Großes Aufatmen bei allen Beteiligten im europäischen Zahlungsverkehr: Ein ganz wichtiger Meilenstein im Sepa-Umstellungsprozess - die Sepa-Migration des Überweisungs- und Lastschriftverkehrs zum 1. August 2014 - wurde ohne wirkliche Probleme passiert. Aber das Ziel eines funktionierenden europäischen Binnenmarktes im Zahlungsverkehr ist damit noch nicht erreicht.

Zum einen gibt es in fast allen Ländern des Euroraums noch Sonderregelungen, die noch bis zum 1. Februar 2016 fortgeführt werden können. In Deutschland sind davon das elektronische Lastschriftverfahren (ELV) und die Möglichkeit für Verbraucher betroffen, statt der internationalen Bankkontonummer IBAN noch die herkömmlichen Formate Bankleitzahl und Kontonummer verwenden zu können. Zum anderen - und das ist der wichtigere Faktor - ist der Kartenzahlungsverkehr bislang von der Sepa-Migration ausgeklammert.

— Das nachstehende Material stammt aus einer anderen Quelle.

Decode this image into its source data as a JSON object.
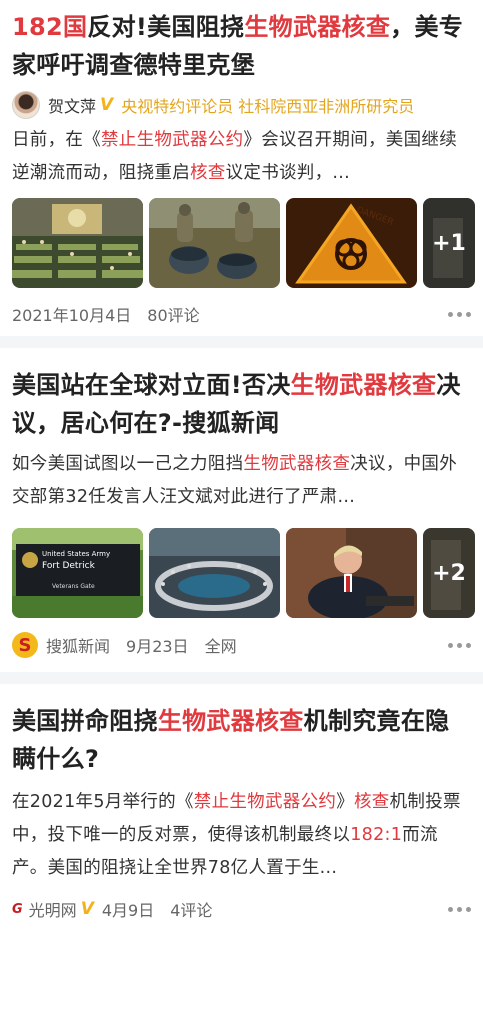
{
  "cards": [
    {
      "title_parts": [
        {
          "text": "182国",
          "hl": true
        },
        {
          "text": "反对!美国阻挠",
          "hl": false
        },
        {
          "text": "生物武器核查",
          "hl": true
        },
        {
          "text": "，美专家呼吁调查德特里克堡",
          "hl": false
        }
      ],
      "author": {
        "name": "贺文萍",
        "verified_mark": "V",
        "desc": "央视特约评论员 社科院西亚非洲所研究员"
      },
      "summary_parts": [
        {
          "text": "日前，在《",
          "hl": false
        },
        {
          "text": "禁止生物武器公约",
          "hl": true
        },
        {
          "text": "》会议召开期间，美国继续逆潮流而动，阻挠重启",
          "hl": false
        },
        {
          "text": "核查",
          "hl": true
        },
        {
          "text": "议定书谈判，...",
          "hl": false
        }
      ],
      "thumbnails": [
        "un-assembly-hall",
        "soldiers-barrels",
        "biohazard-sign",
        "more"
      ],
      "more_count": "+1",
      "meta": {
        "date": "2021年10月4日",
        "comments": "80评论"
      }
    },
    {
      "title_parts": [
        {
          "text": "美国站在全球对立面!否决",
          "hl": false
        },
        {
          "text": "生物武器核查",
          "hl": true
        },
        {
          "text": "决议，居心何在?-搜狐新闻",
          "hl": false
        }
      ],
      "summary_parts": [
        {
          "text": "如今美国试图以一己之力阻挡",
          "hl": false
        },
        {
          "text": "生物武器核查",
          "hl": true
        },
        {
          "text": "决议，中国外交部第32任发言人汪文斌对此进行了严肃...",
          "hl": false
        }
      ],
      "thumbnails": [
        "fort-detrick-sign",
        "un-security-council",
        "trump-signing",
        "more"
      ],
      "fort_sign": {
        "line1": "United States Army",
        "line2": "Fort Detrick",
        "line3": "Veterans Gate"
      },
      "more_count": "+2",
      "meta": {
        "source": "搜狐新闻",
        "date": "9月23日",
        "scope": "全网"
      }
    },
    {
      "title_parts": [
        {
          "text": "美国拼命阻挠",
          "hl": false
        },
        {
          "text": "生物武器核查",
          "hl": true
        },
        {
          "text": "机制究竟在隐瞒什么?",
          "hl": false
        }
      ],
      "summary_parts": [
        {
          "text": "在2021年5月举行的《",
          "hl": false
        },
        {
          "text": "禁止生物武器公约",
          "hl": true
        },
        {
          "text": "》",
          "hl": false
        },
        {
          "text": "核查",
          "hl": true
        },
        {
          "text": "机制投票中，投下唯一的反对票，使得该机制最终以",
          "hl": false
        },
        {
          "text": "182:1",
          "hl": true
        },
        {
          "text": "而流产。美国的阻挠让全世界78亿人置于生...",
          "hl": false
        }
      ],
      "meta": {
        "source": "光明网",
        "verified_mark": "V",
        "date": "4月9日",
        "comments": "4评论"
      }
    }
  ],
  "colors": {
    "highlight": "#e0393e",
    "verified": "#f2b21b",
    "separator": "#f4f5f6"
  }
}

Mit einem Anteil von knapp 44 Prozent sind Kartenzahlungen in der EU (Euroraum: 37,5 Prozent)1) mittlerweile das volumenmäßig bedeutendste unbare Zahlungsinstrument. Und bei einem Blick auf die globale Perspektive wird erst recht klar, dass das Produkt "Zahlungskarte" eine echte Erfolgsgeschichte ist: Weltweit 2) sind fast sechs von zehn Bezahlvorgängen Kartenzahlungen (siehe Abbildung 1). Dabei lagen die Wachstumsraten bei Karten in den letzten Jahren mit durchweg 10 Prozent deutlich über den Werten für den "klassischen" Zahlungsverkehr. Während die Nutzungsintensität der Karten in den USA und Kanada am höchsten ist, entfallen überraschenderweise rund 65 Prozent der ausgegebenen Zahlungskarten auf die vier BRIC 3) -Staaten. Dieses unterstreicht die Bedeutung des Kartenzahlungsverkehrs für die wirtschaftliche Entwicklung eines Landes. Zudem spielt in diesen Ländern der Kartenzahlungsverkehr eine Schlüsselrolle, wenn es um die Einbeziehung breiter Bevölkerungsschichten in den Zahlungsverkehr geht.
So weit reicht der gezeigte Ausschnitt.